CP administration significantly elevated alanine aminotransferase, aspartate aminotransferase, and alkaline phosphatase, reduced albumin, and caused multiple histopathological alterations in the liver. ABX effectively restored liver function biomarkers and attenuated histopathological alterations. CP-induced oxidative stress was evidenced by increased malondialdehyde and decreased glutathione and antioxidant enzyme activities, all of which were ameliorated by ABX. CP upregulated toll-like receptor 4 (TLR-4), nuclear factor-kappaB (NF-κB) p65 and pro-inflammatory cytokines, while downregulating cytoglobin, TXNRD1 and HMGB1. ABX suppressed TLR-4/NF-κB signaling and pro-inflammatory cytokines, and upregulated cytoglobin, TXNRD1 and HMGB1. In silico molecular docking revealed the affinity of ABX to bind with cytoglobin, TXNRD1, and HMGB1.

CONCLUSION

ABX protects against CP hepatotoxicity by mitigating oxidative stress, suppressing TLR-4/NF-κB signaling, and upregulating cytoglobin, TXNRD1 and HMGB1. ABX showed binding affinity towards cytoglobin, TXNRD1 and HMGB1. These findings suggest that ABX has therapeutic potential in alleviating hepatotoxicity associated with CP treatment.

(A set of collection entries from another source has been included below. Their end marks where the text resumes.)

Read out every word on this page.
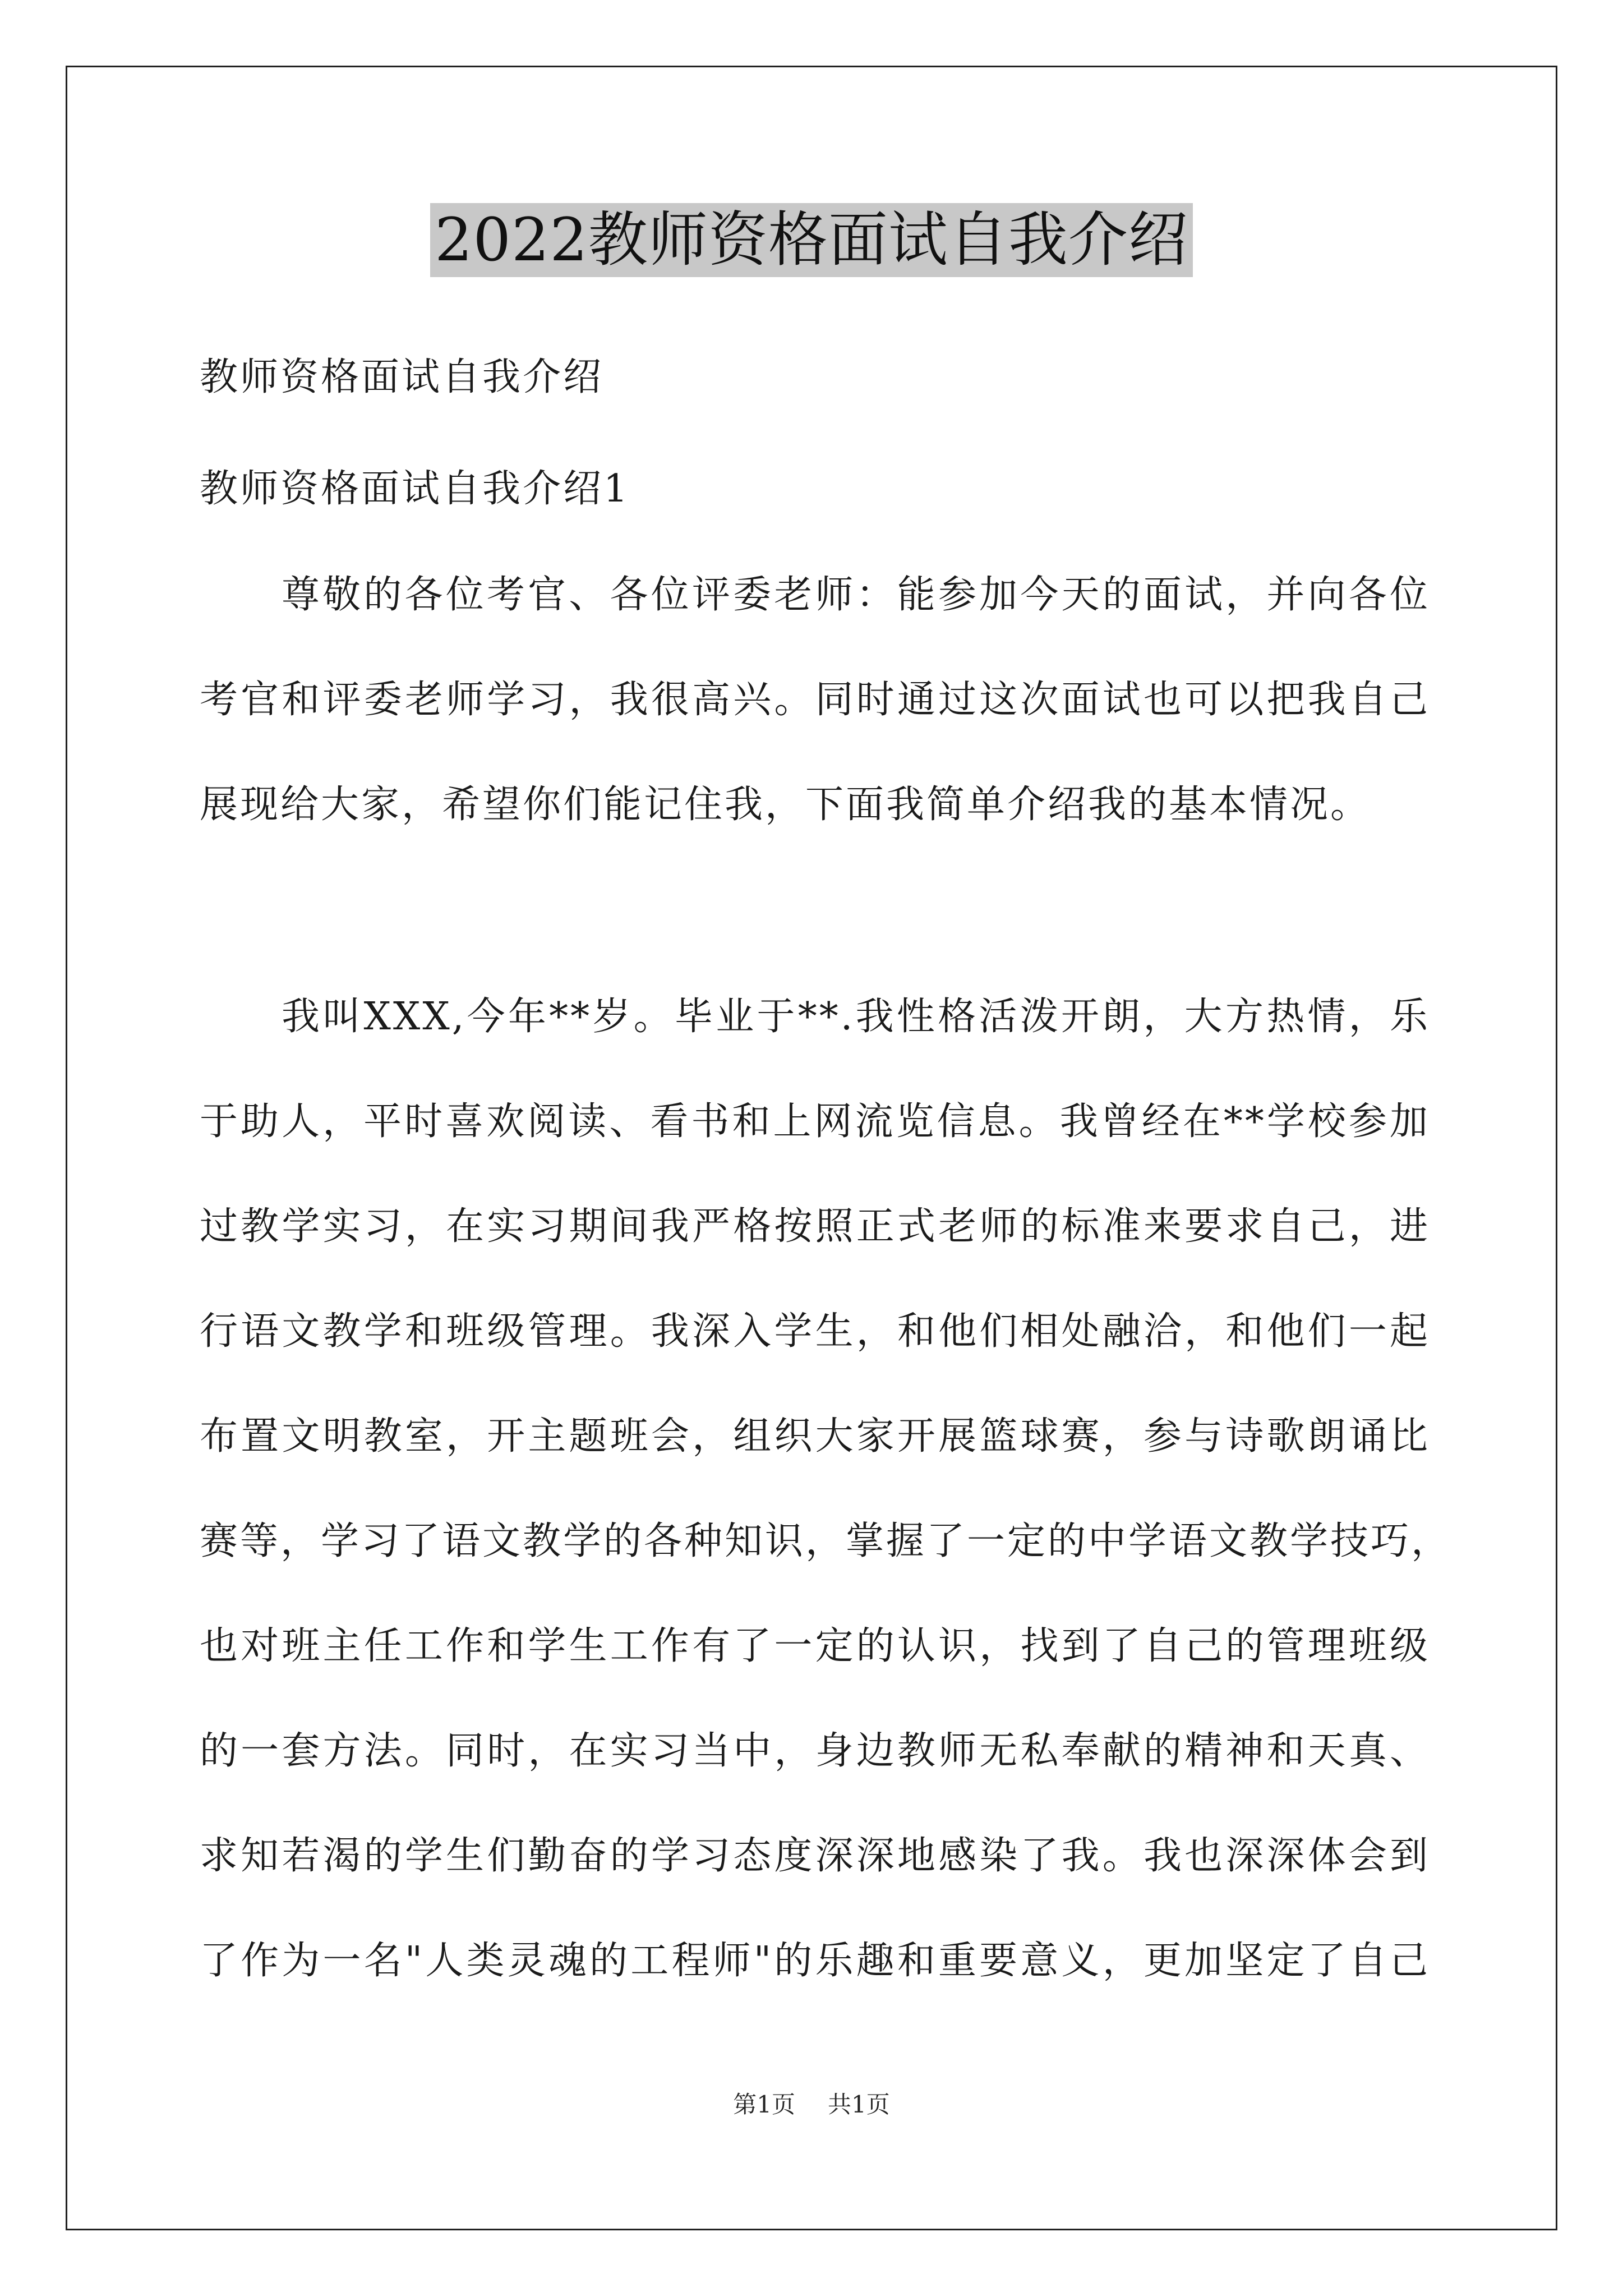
2022教师资格面试自我介绍
教师资格面试自我介绍
教师资格面试自我介绍1
尊敬的各位考官、各位评委老师：能参加今天的面试，并向各位
考官和评委老师学习，我很高兴。同时通过这次面试也可以把我自己
展现给大家，希望你们能记住我，下面我简单介绍我的基本情况。
我叫XXX,今年**岁。毕业于**.我性格活泼开朗，大方热情，乐
于助人，平时喜欢阅读、看书和上网流览信息。我曾经在**学校参加
过教学实习，在实习期间我严格按照正式老师的标准来要求自己，进
行语文教学和班级管理。我深入学生，和他们相处融洽，和他们一起
布置文明教室，开主题班会，组织大家开展篮球赛，参与诗歌朗诵比
赛等，学习了语文教学的各种知识，掌握了一定的中学语文教学技巧，
也对班主任工作和学生工作有了一定的认识，找到了自己的管理班级
的一套方法。同时，在实习当中，身边教师无私奉献的精神和天真、
求知若渴的学生们勤奋的学习态度深深地感染了我。我也深深体会到
了作为一名"人类灵魂的工程师"的乐趣和重要意义，更加坚定了自己
第1页 共1页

Keywords: Chemotherapy; Ambroxol; Oxidative stress; Inflammation; Hepatotoxicity; Cyclophosphamide; Acute liver injury

Core Tip: Cyclophosphamide (CP) is a cornerstone chemotherapeutic and immunosuppressive agent, but its hepatotoxicity limits its clinical utility. While oxidative stress and inflammation are known contributors to CP-induced liver injury, effective therapeutic strategies to counteract these effects remain limited. This study is the first to demonstrate that ambroxol exerts potent hepatoprotective effects against CP hepatotoxicity. Our findings not only elucidate the molecular mechanisms underlying the hepatoprotective effects of ambroxol but also position it as a promising adjunct therapy to mitigate CP hepatotoxicity. Given the lack of effective hepatoprotective agents against CP toxicity, this study has significant translational implications.